There was a global trust study by the Trust Outlook, it's an organization that does that kind of thing. Who knew? Yes. And this is what they found. This is what they reported. The number one reason people give for wanting to work for an organization is trusted leadership. The number one reason.
Number one. It's above salary, right? Above any raises. It's above benefits. It's above more autonomy. It's above the environment at work, like having a fun work environment, the number one reason people said they wanted to be here or go there was because of the trust, the confidence they had in leadership.
You already touched on the first one. Being trustworthy is so important because safety is so important, right? People want to be in a safe environment. Their psychological safety, which is not the same as trust, right? Not the same kind of safety that trust brings, but they are connected. Trust is about how we view each other, how we relate to each other, and that does have a part to play in our psychological safety. So trust is important in that matter as well. And I really believe that the type of influence we have on situations or people is related to trust. If we want to have a positive influence, then people have to be able to have confidence in us.
They have to be able to trust us. And lastly, we talked about relationships before. Relationships are kind of this glue that holds everything together, right? Ideally, the way that we relate to each other matters a great deal on the amount of influence we're going to have.
We talked about that in detail. What often hinders this connection is a lack of trust. And without trust, then our efforts quickly disintegrate, and you've probably seen it.
It turns into kind of a confrontational or a competition rather than all of us pulling together and moving the same direction. All of those kinds of things hinge on trust. It's extremely important.
And it's hard to separate it. If you've lost trust or lost faith in a leader, it's in one setting. Let's say it's only on one project or one situation. It's hard to separate that from another project or another situation because that feeling of trust or distrust carries through in that whole relationship.

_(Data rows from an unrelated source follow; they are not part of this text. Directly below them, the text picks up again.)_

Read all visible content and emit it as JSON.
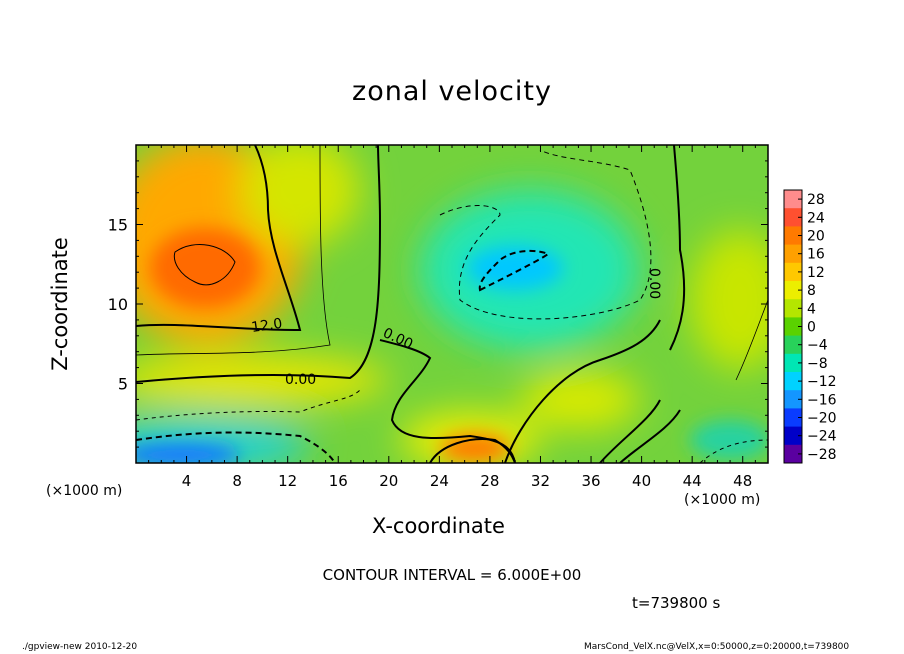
{
  "chart_data": {
    "type": "heatmap",
    "title": "zonal velocity",
    "xlabel": "X-coordinate",
    "ylabel": "Z-coordinate",
    "x_unit": "(×1000 m)",
    "y_unit": "(×1000 m)",
    "xlim": [
      0,
      50
    ],
    "ylim": [
      0,
      20
    ],
    "x_ticks": [
      "4",
      "8",
      "12",
      "16",
      "20",
      "24",
      "28",
      "32",
      "36",
      "40",
      "44",
      "48"
    ],
    "y_ticks": [
      "5",
      "10",
      "15"
    ],
    "colorbar": {
      "labels": [
        "28",
        "24",
        "20",
        "16",
        "12",
        "8",
        "4",
        "0",
        "−4",
        "−8",
        "−12",
        "−16",
        "−20",
        "−24",
        "−28"
      ],
      "colors": [
        "#ff8c8c",
        "#ff5030",
        "#ff7a00",
        "#ffa000",
        "#ffc800",
        "#ecee00",
        "#b4e600",
        "#5ad200",
        "#28d25a",
        "#00e6b4",
        "#00d2ff",
        "#1496ff",
        "#0a3cff",
        "#0000c8",
        "#5a00a0"
      ]
    },
    "contour_labels": [
      "12.0",
      "0.00",
      "0.00",
      "0.00"
    ],
    "features": [
      {
        "x": 5,
        "z": 12,
        "u": 20
      },
      {
        "x": 29,
        "z": 12.5,
        "u": -12
      },
      {
        "x": 28,
        "z": 0.6,
        "u": 18
      },
      {
        "x": 6,
        "z": 0.4,
        "u": -16
      }
    ],
    "contour_interval": "CONTOUR INTERVAL = 6.000E+00",
    "time": "t=739800 s"
  },
  "footer": {
    "left": "./gpview-new  2010-12-20",
    "right": "MarsCond_VelX.nc@VelX,x=0:50000,z=0:20000,t=739800"
  }
}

Right. I think what's important for us to remember, and it's a heavy concept, is that our trustworthiness increases or decreases with every encounter. Like you just said, people build trust in us over time with the encounters that we have, the decisions that we make that affect them or that they see affect other people or situations. And sometimes, right, we make a bad decision, right? And trust is eroded a little bit. So what's key is consistency over time, ensuring that we are always considering are we trustworthy. Can people find confidence in us and in this context, in our leadership?
So we're all human. What happens when we're inconsistent, when we break trust, when we've made a bad choice? What can we do to build that trust back up?
Let's make that today's action, okay? So when we do, when we do, because we all have, when we do, let's be transparent about it, right? Let's admit, I apologize, I'm sorry, in this situation, and we need to be specific, right?
In this situation, in this interaction, I did this and that was not helpful or that was wrong or I, you know, whatever it may be. Let's be honest about what happened and recognize that trust has been eroded, that we are not as trustworthy in their eyes as we should be or as we were before. That's the first step. We don't want to stop there though, because I don't want to be the individual who just goes around apologizing for what I've done wrong, right? So the second step is very important. We need to make another commitment and we need to keep it, right?